4. La doglianza concernente l’aggravante di cui all’art. 112 cod. pen. è inammissibile, perché inconferente rispetto alle decisioni di primo e secondo grado che hanno affermato la sussistenza dell’aggravante di cui all’art. 625 comma 1 n. 5 cod. pen..
5. La censura relativa al mancato riconoscimento dell’attenuante della provocazione si appalesa infondata, per gli stessi termini con cui è prospettata, posto che il ricorrente lamenta di essere stato vittima di un "agguato televisivo" senza riuscire, però, ad enucleare alcun comportamento, da parte degli operatori televisivi, che rivesta carattere di ingiustizia obiettiva, intesa come effettiva contrarietà a regole giuridiche, morali e sociali, reputate tali nell’ambito di una determinata collettività in un dato momento storico e non valutate con riferimento alle convinzioni dell’imputato e alla sua sensibilità personale, non corrispondenti a canoni di civile convivenza (cfr. Sez. 5, n. 55741 del 25/09/2017, R., Rv. 272044).

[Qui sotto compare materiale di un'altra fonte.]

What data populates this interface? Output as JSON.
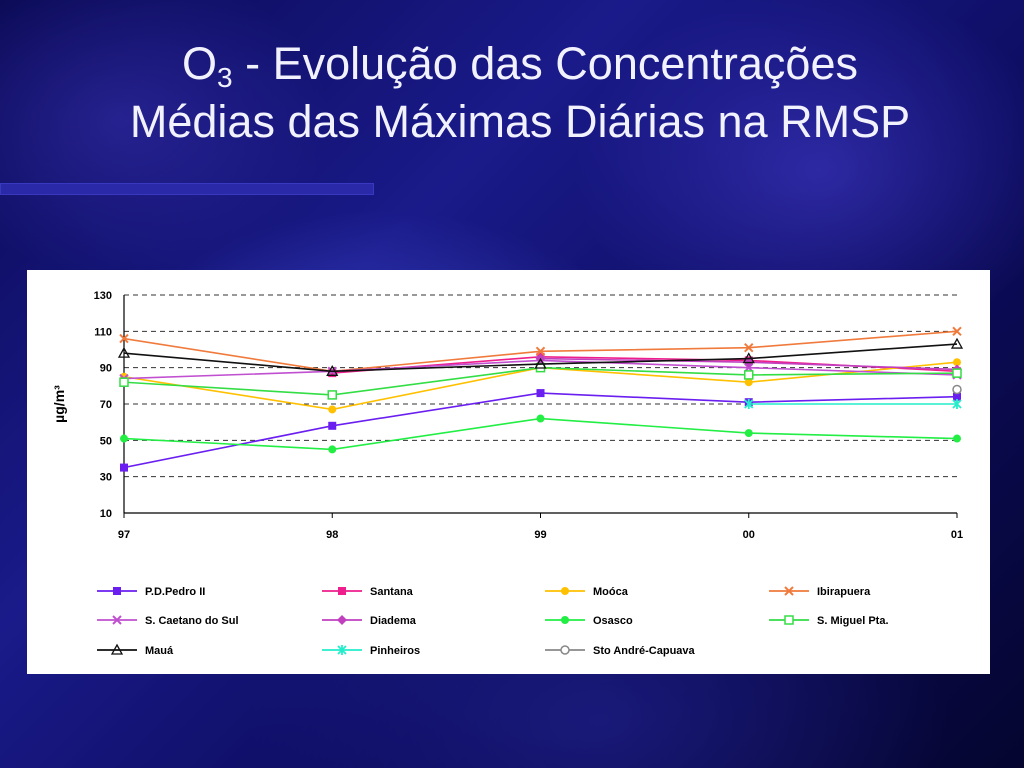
{
  "slide": {
    "title_line1_prefix": "O",
    "title_line1_sub": "3",
    "title_line1_rest": " - Evolução das Concentrações",
    "title_line2": "Médias das Máximas Diárias na RMSP"
  },
  "chart_data": {
    "type": "line",
    "title": "",
    "xlabel": "",
    "ylabel": "µg/m³",
    "categories": [
      "97",
      "98",
      "99",
      "00",
      "01"
    ],
    "ylim": [
      10,
      130
    ],
    "yticks": [
      10,
      30,
      50,
      70,
      90,
      110,
      130
    ],
    "grid": true,
    "legend_position": "bottom",
    "series": [
      {
        "name": "P.D.Pedro II",
        "color": "#6a1ff0",
        "marker": "square",
        "values": [
          35,
          58,
          76,
          71,
          74
        ]
      },
      {
        "name": "Santana",
        "color": "#ee1e8c",
        "marker": "square",
        "values": [
          null,
          87,
          96,
          94,
          88
        ]
      },
      {
        "name": "Moóca",
        "color": "#ffc000",
        "marker": "circle",
        "values": [
          85,
          67,
          90,
          82,
          93
        ]
      },
      {
        "name": "Ibirapuera",
        "color": "#f07a3c",
        "marker": "x",
        "values": [
          106,
          88,
          99,
          101,
          110
        ]
      },
      {
        "name": "S. Caetano do Sul",
        "color": "#c050d0",
        "marker": "x",
        "values": [
          84,
          88,
          94,
          90,
          86
        ]
      },
      {
        "name": "Diadema",
        "color": "#c040c0",
        "marker": "diamond",
        "values": [
          null,
          null,
          95,
          93,
          89
        ]
      },
      {
        "name": "Osasco",
        "color": "#22ee44",
        "marker": "circle",
        "values": [
          51,
          45,
          62,
          54,
          51
        ]
      },
      {
        "name": "S. Miguel Pta.",
        "color": "#33dd44",
        "marker": "open-square",
        "values": [
          82,
          75,
          90,
          86,
          87
        ]
      },
      {
        "name": "Mauá",
        "color": "#111111",
        "marker": "triangle",
        "values": [
          98,
          88,
          92,
          95,
          103
        ]
      },
      {
        "name": "Pinheiros",
        "color": "#22eecc",
        "marker": "star",
        "values": [
          null,
          null,
          null,
          70,
          70
        ]
      },
      {
        "name": "Sto André-Capuava",
        "color": "#888888",
        "marker": "open-circle",
        "values": [
          null,
          null,
          null,
          null,
          78
        ]
      }
    ]
  }
}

6. È fondato il motivo proposto con riferimento alla conferma delle statuizioni civili in favore di Rai spa, pur se si invoca, in maniera impropria, l’istituto processuale della "esclusione della parte civile".
La sentenza di primo grado aveva condannato l’imputato anche in ordine al reato di cui all’art. 340 cod. pen. (capo 4). Solo a tale condotta illecita aveva circoscritto il danno risarcibile in favore della Rai, collegandolo alla "limitazione nell’esercizio degli scopi cui la stessa è deputata". Nessun ulteriore danno era stato riconosciuto a detta parte civile per il furto (perché la telecamera sottratta a I.A. era di proprietà della Videoservice s.r.l., di cui l’I. era amministratore) o per la minaccia ricevuta da R.A. (cfr. pagina 25 sentenza primo grado).
La Corte di appello ha assolto l’imputato dal reato di cui all’art. 340 cod. pen., per insussistenza del fatto, di conseguenza avrebbe dovuto revocare le statuizioni civili in favore di Rai spa.
Ha, dunque, errato nell’omettere tale pronuncia e nel condannare l’imputato, vincitore su quel capo, alla rifusione delle spese del grado sostenute da Rai spa.
7. Gli argomenti svolti nel paragrafo che precede conducono all’annullamento della sentenza impugnata senza rinvio limitatamente alle statuizioni civili concernenti la parte civile RAI in relazione alla imputazione ex art. 340 c.p. (capo 4) e per l’effetto a revocare la condanna alle spese riconosciute in favore di detta parte in primo grado, nonché quelle riconosciute in appello che, tenuto conto della liquidazione in Euro 1.800,00, cumulativa con il R., possono essere quantificate in Euro 300,00, sulla scorta dei parametri che disciplinano le spese spettanti al difensore di più parti.
Il ricorso va rigettato nel resto. Segue la condanna del ricorrente alla rifusione delle spese sostenute nel grado dalla parte civile vincitrice, R.A., che, avuto riguardo all’opera prestata dal difensore, si liquidano in Euro 2.000,00, oltre accessori di legge.

P.Q.M.

Annulla la sentenza impugnata senza rinvio limitatamente alle statuizioni civili concernenti la parte civile RAI in relazione alla imputazione ex art. 340 c.p. (capo 4) e per l’effetto revoca la condanna alle spese riconosciute in favore di detta parte in primo grado, nonché quelle riconosciute in appello, quantificate, queste ultime, in Euro 300.
Rigetta nel resto il ricorso e condanna il ricorrente alla rifusione delle spese sostenute nel grado dalla parte civile R.A. liquidate in Euro 2.000,00 oltre accessori di legge.